I’ve hinted about a big life change and I’m ready to share that I will be moving to Atlanta early next year! As a born and raised Cali-girl, I know the south is a whole other world, but I’m excited about the change.
To be honest, the thing that helped seal the deal was my Life List post from earlier this year. One of the consistent themes is travel, it’s one of the largest categories on my list. And when I really think about it, the lifestyle I’m currently living is not one that would allow for a lot of travel.
My life right now consists of working just enough to be able to pay my bills; rent, cable, phone, utilities, car insurance, you know – the essentials. When I start thinking about saving for a trip to Europe or New Orleans I automatically feel a bit discouraged because I know I’ll be saving for a while before either of those things are possible.

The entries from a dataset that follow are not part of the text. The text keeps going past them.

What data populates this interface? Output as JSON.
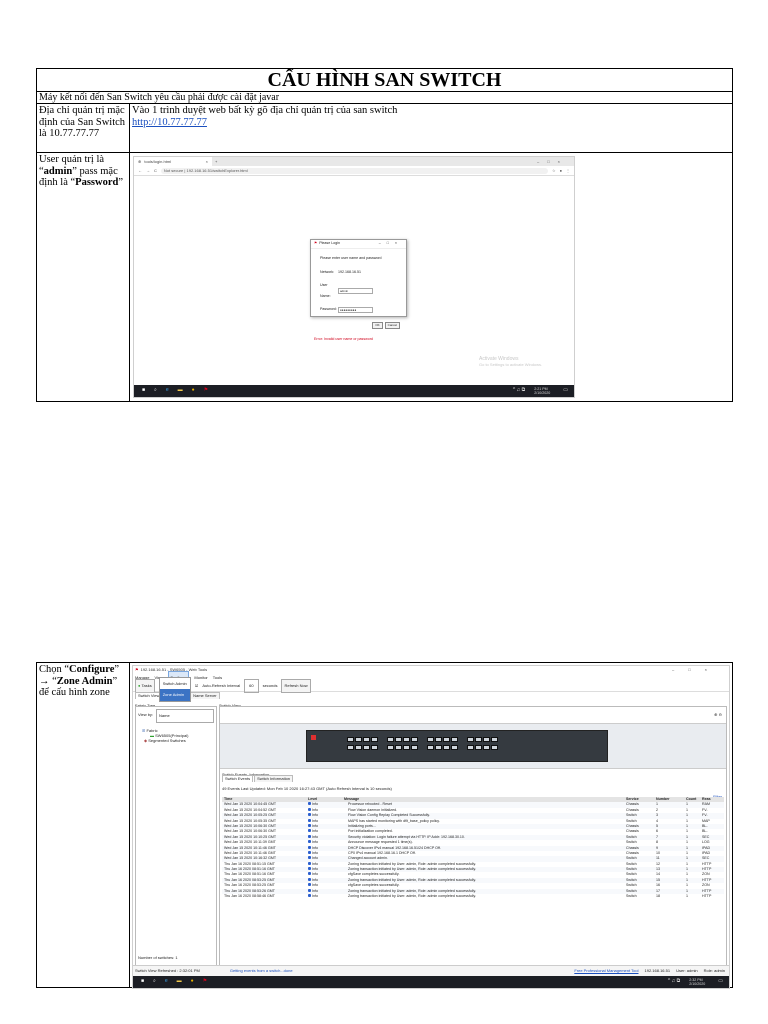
{
  "doc": {
    "title": "CẤU HÌNH SAN SWITCH",
    "note": "Máy kết nối đến San Switch yêu cầu phải được cài đặt javar",
    "row1": {
      "left": "Địa chỉ quản trị mặc định của San Switch là 10.77.77.77",
      "right": "Vào 1 trình duyệt web bất kỳ gõ địa chỉ quản trị của san switch",
      "link": "http://10.77.77.77"
    },
    "row2": {
      "left_pre": "User quản trị là “",
      "left_user": "admin",
      "left_mid": "” pass mặc định là “",
      "left_pass": "Password",
      "left_post": "”"
    },
    "row3": {
      "left_pre": "Chọn “",
      "left_cfg": "Configure",
      "left_mid": "” → “",
      "left_zone": "Zone Admin",
      "left_post": "” để cấu hình zone"
    }
  },
  "browser": {
    "tab_title": "tools/login.html",
    "address": "Not secure | 192.168.16.51/switchExplorer.html",
    "dialog_title": "Please Login",
    "dialog_prompt": "Please enter user name and password",
    "network_label": "Network:",
    "network_value": "192.168.16.51",
    "user_label": "User Name:",
    "user_value": "admin",
    "pass_label": "Password:",
    "pass_value": "●●●●●●●●●",
    "ok": "OK",
    "cancel": "Cancel",
    "error": "Error: Invalid user name or password",
    "activate_1": "Activate Windows",
    "activate_2": "Go to Settings to activate Windows.",
    "clock": "2:21 PM",
    "date": "2/10/2020"
  },
  "webtools": {
    "title": "192.168.16.51 - SW6505 - Web Tools",
    "menu": [
      "Manage",
      "View",
      "Configure",
      "Monitor",
      "Tools"
    ],
    "dropdown": [
      "Switch Admin",
      "Zone Admin"
    ],
    "tasks": "Tasks",
    "auto_refresh": "Auto-Refresh Interval",
    "interval": "60",
    "seconds": "seconds",
    "refresh_now": "Refresh Now",
    "view_tabs": [
      "Switch View",
      "Port Admin",
      "Name Server"
    ],
    "fabric_tree": "Fabric Tree",
    "view_by": "View by:",
    "view_by_value": "Name",
    "tree": [
      "Fabric",
      "SW6505(Principal)",
      "Segmented Switches"
    ],
    "switch_view": "Switch View",
    "events_panel": "Switch Events, Information",
    "event_tabs": [
      "Switch Events",
      "Switch Information"
    ],
    "events_summary": "49 Events   Last Updated: Mon Feb 10 2020 16:27:43 GMT (Auto Refresh Interval is 10 seconds)",
    "filter": "Filter",
    "columns": [
      "Time",
      "Level",
      "Message",
      "Service",
      "Number",
      "Count",
      "Reas"
    ],
    "rows": [
      [
        "Wed Jan 15 2020 10:04:45 GMT",
        "Info",
        "Processor rebooted - Reset",
        "Chassis",
        "1",
        "1",
        "RAM"
      ],
      [
        "Wed Jan 15 2020 10:04:52 GMT",
        "Info",
        "Flow Vision daemon initialized.",
        "Chassis",
        "2",
        "1",
        "FV-"
      ],
      [
        "Wed Jan 15 2020 10:05:25 GMT",
        "Info",
        "Flow Vision Config Replay Completed Successfully.",
        "Switch",
        "3",
        "1",
        "FV-"
      ],
      [
        "Wed Jan 15 2020 10:05:35 GMT",
        "Info",
        "MAPS has started monitoring with dflt_base_policy policy.",
        "Switch",
        "4",
        "1",
        "MAP"
      ],
      [
        "Wed Jan 15 2020 10:06:30 GMT",
        "Info",
        "Initializing ports...",
        "Chassis",
        "5",
        "1",
        "BL-"
      ],
      [
        "Wed Jan 15 2020 10:06:30 GMT",
        "Info",
        "Port initialization completed.",
        "Chassis",
        "6",
        "1",
        "BL-"
      ],
      [
        "Wed Jan 15 2020 10:10:25 GMT",
        "Info",
        "Security violation: Login failure attempt via HTTP. IP Addr: 192.168.30.10.",
        "Switch",
        "7",
        "1",
        "SEC"
      ],
      [
        "Wed Jan 15 2020 10:11:39 GMT",
        "Info",
        "Announce message requested 1 time(s).",
        "Switch",
        "8",
        "1",
        "LOG"
      ],
      [
        "Wed Jan 15 2020 10:11:46 GMT",
        "Info",
        "DHCP Discover IPv4 manual 192.168.16.51/24 DHCP Off.",
        "Chassis",
        "9",
        "1",
        "IPAD"
      ],
      [
        "Wed Jan 15 2020 10:11:46 GMT",
        "Info",
        "CP0 IPv4 manual 192.168.16.1 DHCP Off.",
        "Chassis",
        "10",
        "1",
        "IPAD"
      ],
      [
        "Wed Jan 15 2020 10:16:32 GMT",
        "Info",
        "Changed account admin.",
        "Switch",
        "11",
        "1",
        "SEC"
      ],
      [
        "Thu Jan 16 2020 08:51:15 GMT",
        "Info",
        "Zoning transaction initiated by User: admin, Role: admin completed successfully.",
        "Switch",
        "12",
        "1",
        "HTTP"
      ],
      [
        "Thu Jan 16 2020 08:51:16 GMT",
        "Info",
        "Zoning transaction initiated by User: admin, Role: admin completed successfully.",
        "Switch",
        "13",
        "1",
        "HTTP"
      ],
      [
        "Thu Jan 16 2020 08:51:16 GMT",
        "Info",
        "cfgSave completes successfully.",
        "Switch",
        "14",
        "1",
        "ZON"
      ],
      [
        "Thu Jan 16 2020 08:53:25 GMT",
        "Info",
        "Zoning transaction initiated by User: admin, Role: admin completed successfully.",
        "Switch",
        "15",
        "1",
        "HTTP"
      ],
      [
        "Thu Jan 16 2020 08:53:25 GMT",
        "Info",
        "cfgSave completes successfully.",
        "Switch",
        "16",
        "1",
        "ZON"
      ],
      [
        "Thu Jan 16 2020 08:53:26 GMT",
        "Info",
        "Zoning transaction initiated by User: admin, Role: admin completed successfully.",
        "Switch",
        "17",
        "1",
        "HTTP"
      ],
      [
        "Thu Jan 16 2020 08:58:46 GMT",
        "Info",
        "Zoning transaction initiated by User: admin, Role: admin completed successfully.",
        "Switch",
        "18",
        "1",
        "HTTP"
      ]
    ],
    "num_switches": "Number of switches:  1",
    "getting_events": "Getting events from a switch...done",
    "refreshed": "Switch View Refreshed : 2:32:01 PM",
    "status_tool": "Free Professional Management Tool",
    "status_ip": "192.168.16.51",
    "status_user": "User: admin",
    "status_role": "Role: admin",
    "clock": "2:32 PM",
    "date": "2/10/2020"
  },
  "colors": {
    "link": "#1a4fbf",
    "error": "#d0021b",
    "taskbar": "#1c1e24",
    "chassis": "#353a40"
  }
}
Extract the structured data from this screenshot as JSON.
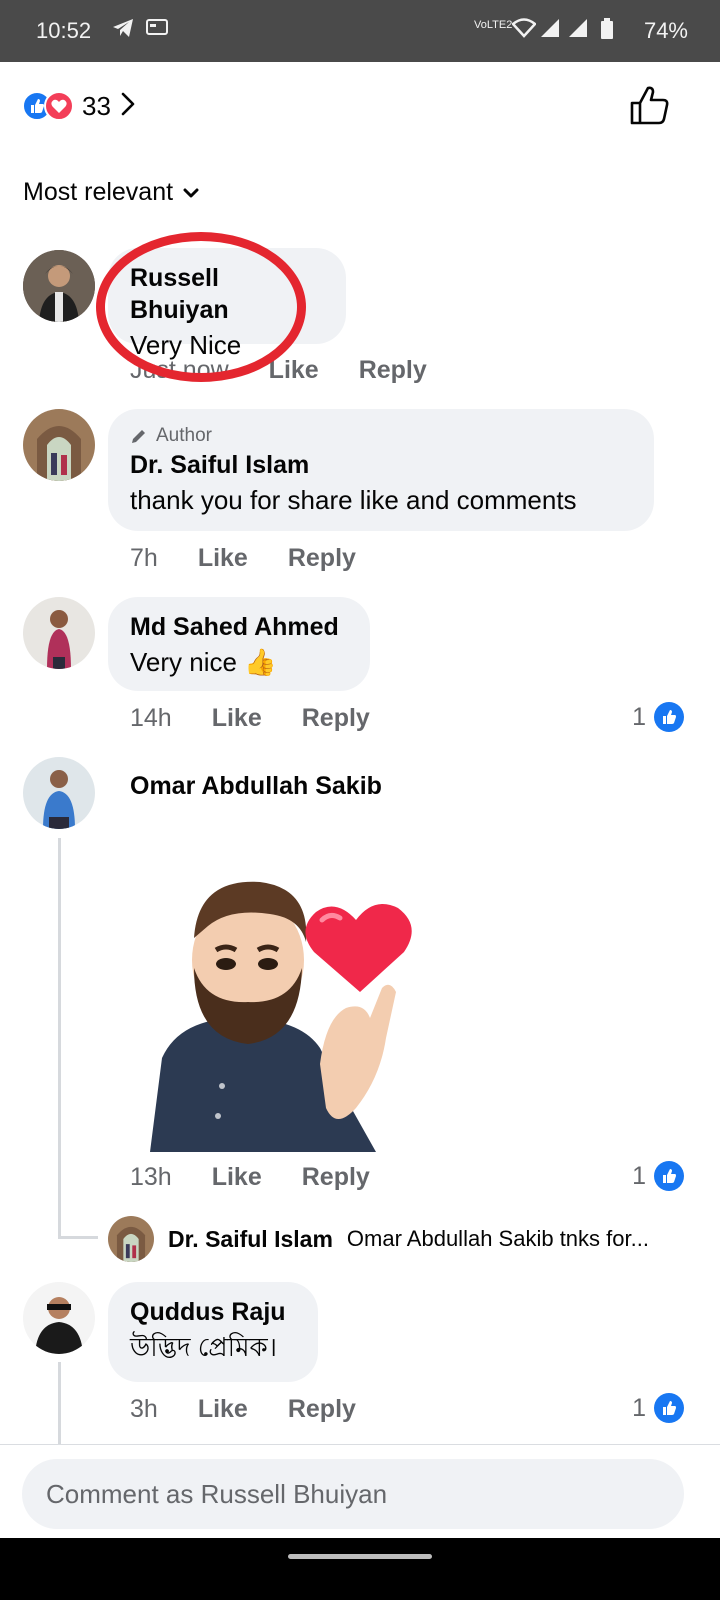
{
  "status_bar": {
    "time": "10:52",
    "battery": "74%",
    "network": "VoLTE2"
  },
  "header": {
    "reaction_count": "33",
    "reaction_icons": [
      "like-icon",
      "love-icon"
    ]
  },
  "sort": {
    "label": "Most relevant"
  },
  "comments": [
    {
      "name": "Russell Bhuiyan",
      "text": "Very Nice",
      "time": "Just now",
      "like": "Like",
      "reply": "Reply"
    },
    {
      "author_tag": "Author",
      "name": "Dr. Saiful Islam",
      "text": "thank you for share like and comments",
      "time": "7h",
      "like": "Like",
      "reply": "Reply"
    },
    {
      "name": "Md Sahed Ahmed",
      "text": "Very nice 👍",
      "time": "14h",
      "like": "Like",
      "reply": "Reply",
      "likes": "1"
    },
    {
      "name": "Omar Abdullah Sakib",
      "time": "13h",
      "like": "Like",
      "reply": "Reply",
      "likes": "1"
    },
    {
      "name": "Quddus Raju",
      "text": "উদ্ভিদ প্রেমিক।",
      "time": "3h",
      "like": "Like",
      "reply": "Reply",
      "likes": "1"
    }
  ],
  "reply_preview": {
    "name": "Dr. Saiful Islam",
    "text": "Omar Abdullah Sakib tnks for..."
  },
  "input": {
    "placeholder": "Comment as Russell Bhuiyan"
  },
  "colors": {
    "accent": "#1877f2",
    "love": "#f33e58",
    "annotation": "#e4262f"
  }
}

I then started asking myself the hard questions, like ” why am I living my life this way? Is it because it’s what’s expected of me or is this the life I want?” After a lot of thought and a few tears, I realized, I’m living the life that others expect from me, mainly my mom.
Earlier this week, I broke the news to my mom, she didn’t take it too well. I explained my opportunity to rent an in-law unit from a close family friend for a little bit of nothing. Their only request being “Save, travel, see the world while you’re young and single.” And honestly, that’s all I want to do. I told her I understand her disappointment, but I can’t live my life trying not to disappoint her. That’s the other thing I figured out, no matter how old I am, I will forever be her baby. She will always try to protect me, from others and myself. But this is one time I need to make my own decision and live with the consequences, good or bad.
It’s bittersweet, because of course I’m going to miss my friends in family in the Bay, but it’s time for a change. The last time I made this big of a decision was for college. I decided to attend F.I.D.M in Los Angeles instead of San Francisco. This will be the first time I move out of state.
I’m no dummy though, I’ve visited Atlanta and loved it! But my plan is not to just move to and stay in The A. I want to go to Mardi Gras next year and attend New York Fashion Week. Not to mention international travel. I want to live out of a suitcase for the first time in my life and just see where the journey takes me. I want to discover the woman I’m supposed to be. I want to live the life that’s meant for me and if that means disappointing others by speaking my truth and living my life, so be it!
I’m so happy that I shared the news with you guys! I’d love to hear your thoughts on Atlanta, listening to your heart, the fear of disappointing others and whatever else you want to share.